Edwards was a scion of one of Chile's most prominent and prosperous families. A grandfathe­r had served as president of the League of Nations and as Chilean ambassador to London.

The Edwardses' business operations extended from banking to whaling to beverage sales to ownership of a national airline, said Víctor Herrero, a Chilean journalist and author of a 2014 biography of Edwards. But the family was best known for its ownership of newspapers throughout Chile. Since the 1800s they had owned the right-leaning El Mercurio, the jewel of their media empire.

Edwards assumed leadership of the newspaper at 29 and became, in the descriptio­n of the National Security Archive at George Washington University, "the Rupert Murdoch of Chile." His media holdings gave him significan­t influence — in the United States as well as in South America — and he deployed it abundantly in the 1970s to help defeat the democratic­ally elected Marxist president Salvador Allende.

"He lobbied for a coup at the highest levels of the Nixon White House," Peter Kornbluh, chief of the archive's Chile Documentat­ion Project, wrote in an email. Kornbluh added that "he became the leading Chilean collaborat­or in CIA covert operations to overturn the democratic institutio­ns of his own country."

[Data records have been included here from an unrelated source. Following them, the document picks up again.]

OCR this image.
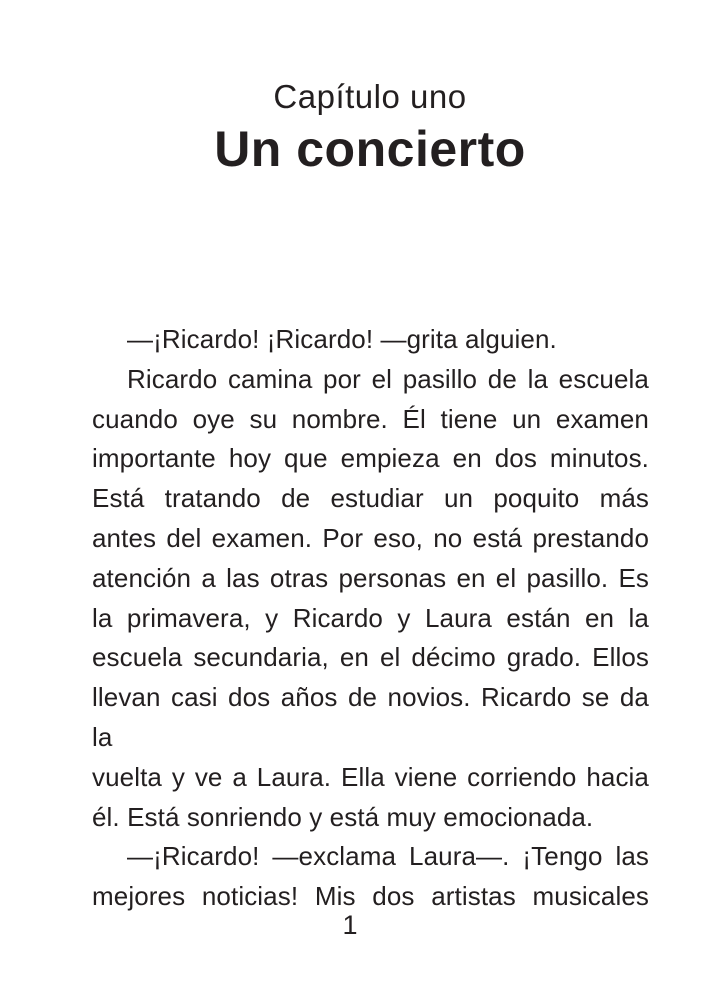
Capítulo uno
Un concierto

—¡Ricardo! ¡Ricardo! —grita alguien.

Ricardo camina por el pasillo de la escuela
cuando oye su nombre. Él tiene un examen
importante hoy que empieza en dos minutos.
Está tratando de estudiar un poquito más
antes del examen. Por eso, no está prestando
atención a las otras personas en el pasillo. Es
la primavera, y Ricardo y Laura están en la
escuela secundaria, en el décimo grado. Ellos
llevan casi dos años de novios. Ricardo se da la
vuelta y ve a Laura. Ella viene corriendo hacia
él. Está sonriendo y está muy emocionada.

—¡Ricardo! —exclama Laura—. ¡Tengo las
mejores noticias! Mis dos artistas musicales

1
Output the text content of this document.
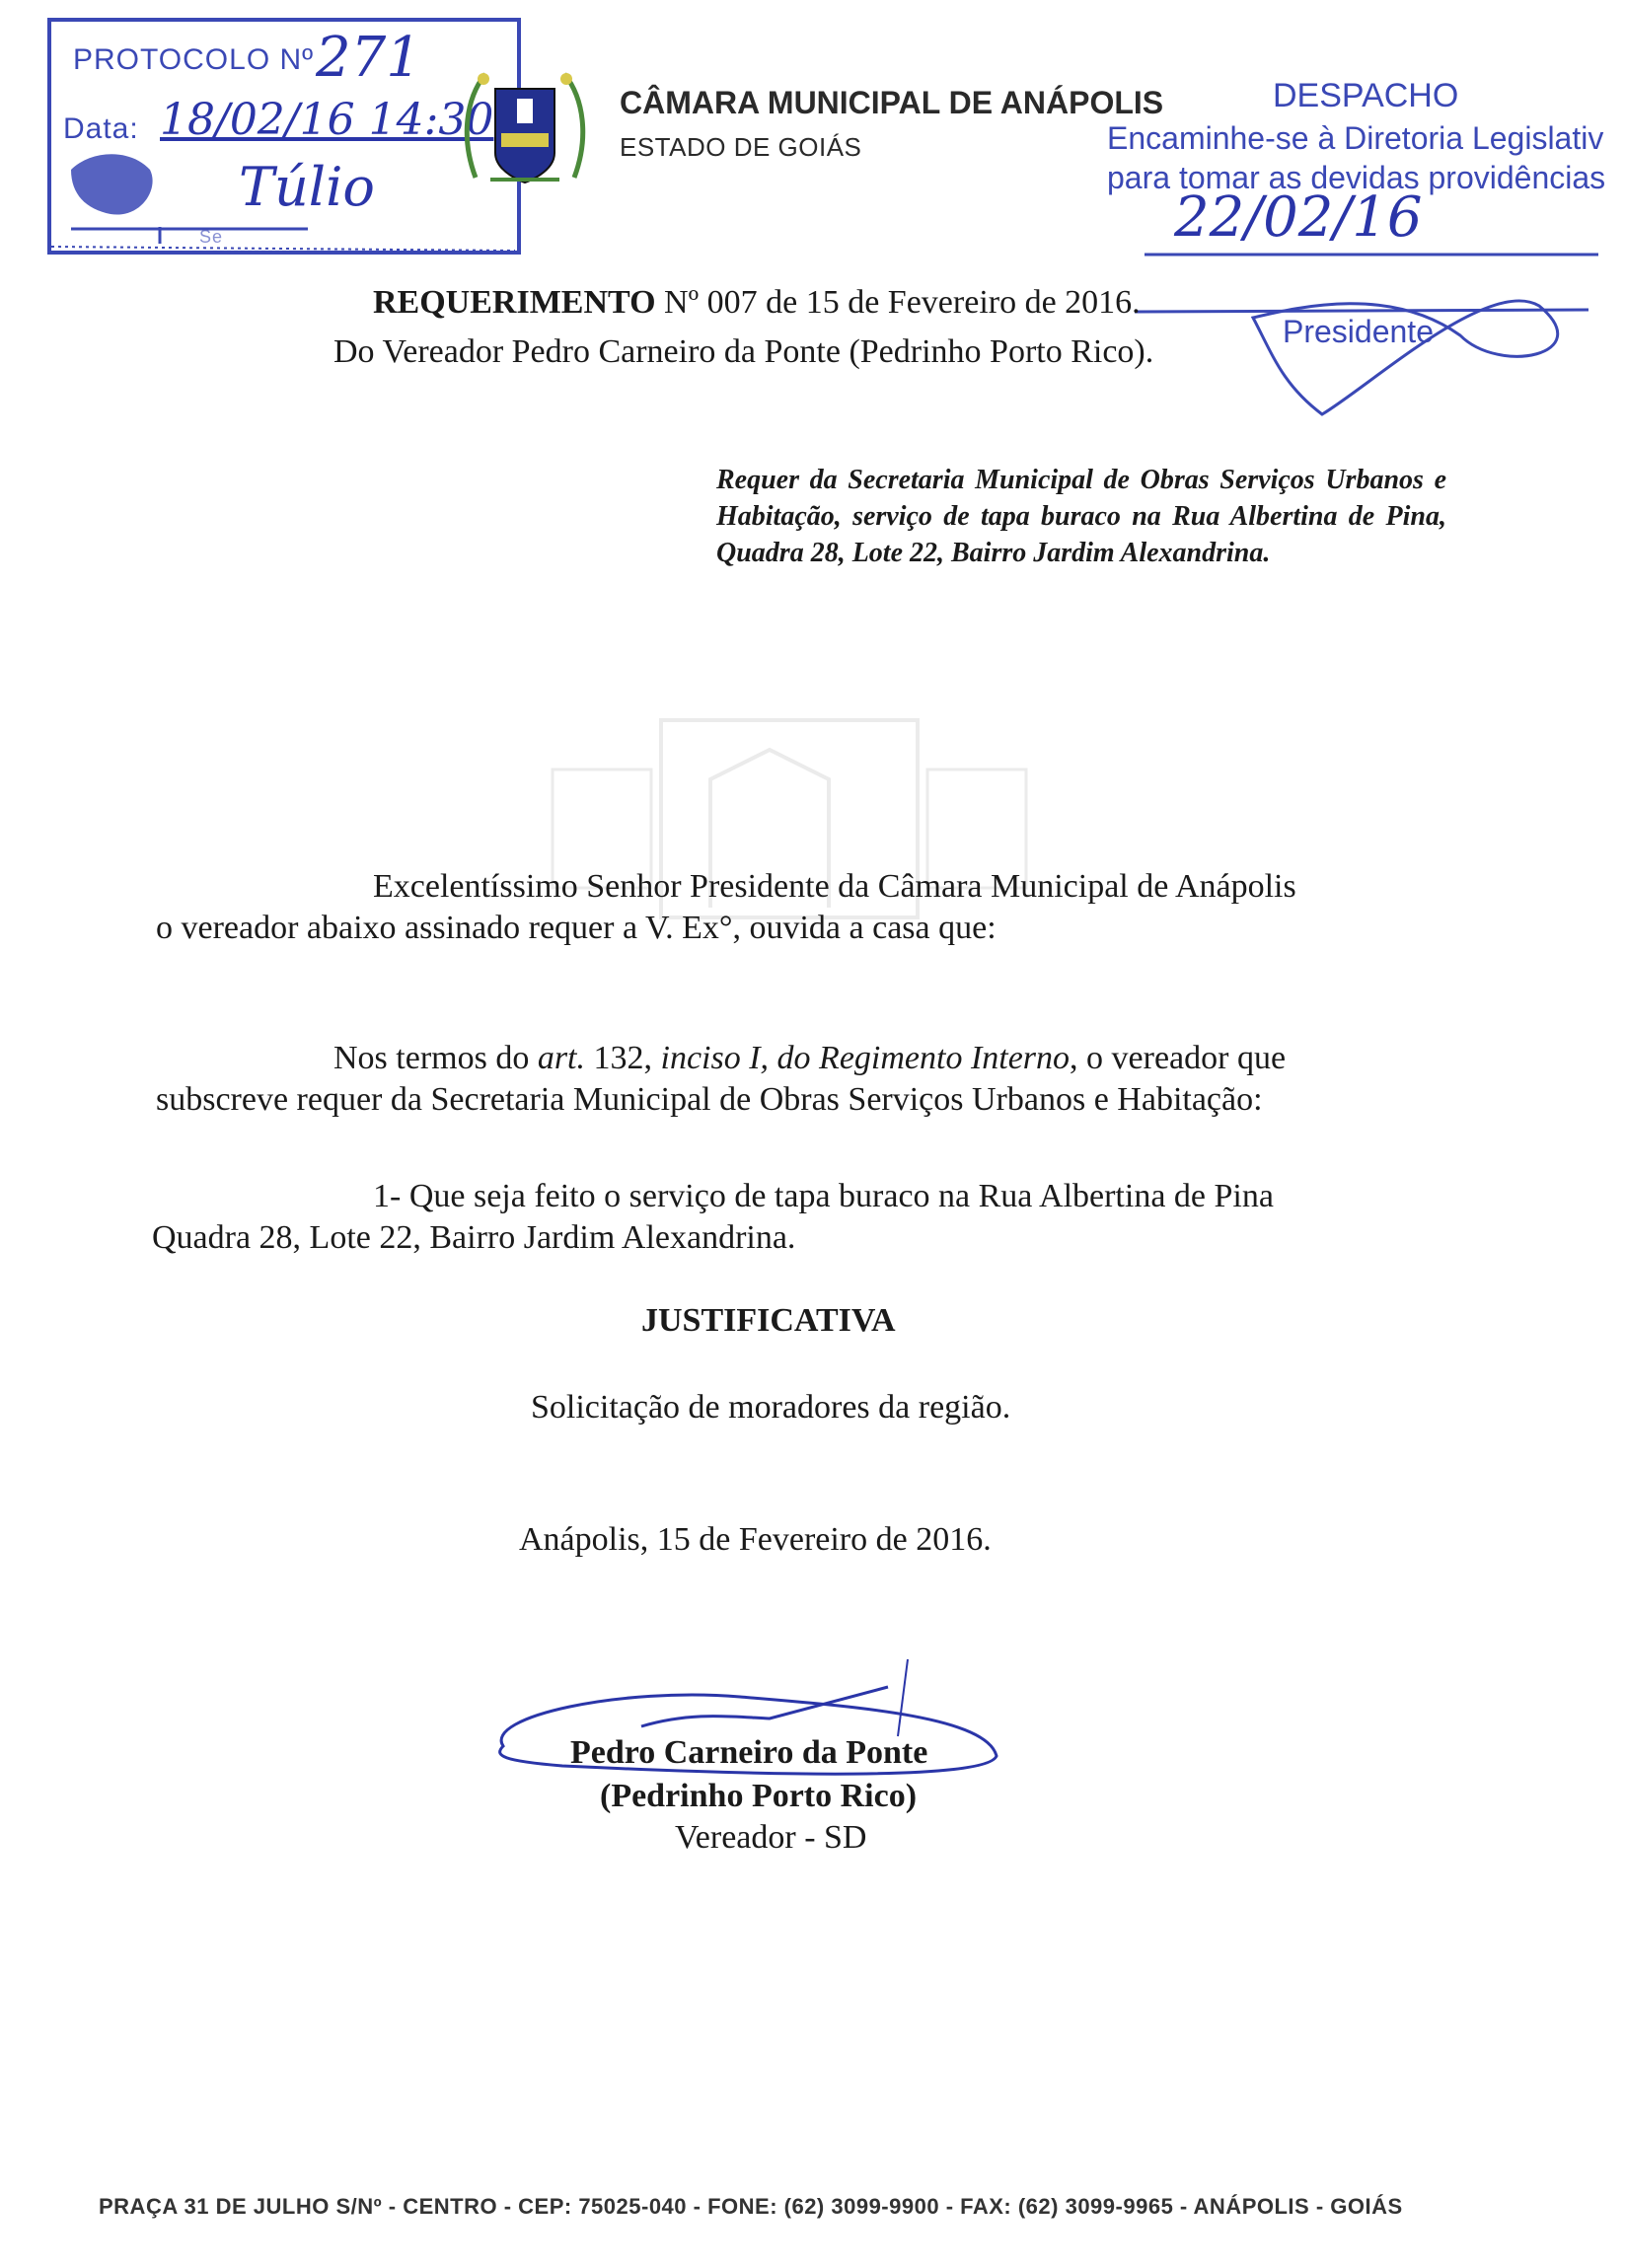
PROTOCOLO Nº 271
Data: 18/02/16 14:30
Túlio
Se
CÂMARA MUNICIPAL DE ANÁPOLIS
ESTADO DE GOIÁS
DESPACHO
Encaminhe-se à Diretoria Legislativ
para tomar as devidas providências
22/02/16
Presidente
REQUERIMENTO Nº 007 de 15 de Fevereiro de 2016.
Do Vereador Pedro Carneiro da Ponte (Pedrinho Porto Rico).
Requer da Secretaria Municipal de Obras Serviços Urbanos e Habitação, serviço de tapa buraco na Rua Albertina de Pina, Quadra 28, Lote 22, Bairro Jardim Alexandrina.
Excelentíssimo Senhor Presidente da Câmara Municipal de Anápolis
o vereador abaixo assinado requer a V. Ex°, ouvida a casa que:
Nos termos do art. 132, inciso I, do Regimento Interno, o vereador que
subscreve requer da Secretaria Municipal de Obras Serviços Urbanos e Habitação:
1- Que seja feito o serviço de tapa buraco na Rua Albertina de Pina
Quadra 28, Lote 22, Bairro Jardim Alexandrina.
JUSTIFICATIVA
Solicitação de moradores da região.
Anápolis, 15 de Fevereiro de 2016.
Pedro Carneiro da Ponte
(Pedrinho Porto Rico)
Vereador - SD
PRAÇA 31 DE JULHO S/Nº - CENTRO - CEP: 75025-040 - FONE: (62) 3099-9900 - FAX: (62) 3099-9965 - ANÁPOLIS - GOIÁS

According to the National Security Archive, an antisecrec­y group, Edwards was "the only Chilean — civilian or military" — known to have met in person with then-CIA director Richard Helms in the effort to depose the newly elected but not yet inaugurate­d Allende in 1970. Counseled by then-National security adviser Henry Kissinger, President Richard M. Nixon favored deposing Allende to curb leftist influence in Latin America.

After Allende took office in 1970, Edwards's newspaper became one of the nation's most powerful critics of the government. According to documents examined by the National Security Archive, "Nixon personally authorized covert CIA funding to sustain El Mercurio so that it could become a media megaphone of opposition, agitation and misinforma­tion against the Allende government."

On Sept. 11, 1973, Pinochet mounted a military coup and succeeded Allende after Allende committed suicide in the presidenti­al palace. With continued financial backing by the CIA into 1974 — totaling around $2 million — El Mercurio reported favorably on Pinochet's junta in an effort to cement its control.

Later, the newspaper accepted money from Pinochet in exchange for further positive coverage, said John Dinges, a veteran foreign correspond­ent and author of books including "The Condor Years: How Pinochet and his Allies Brought Terrorism to Three Continents."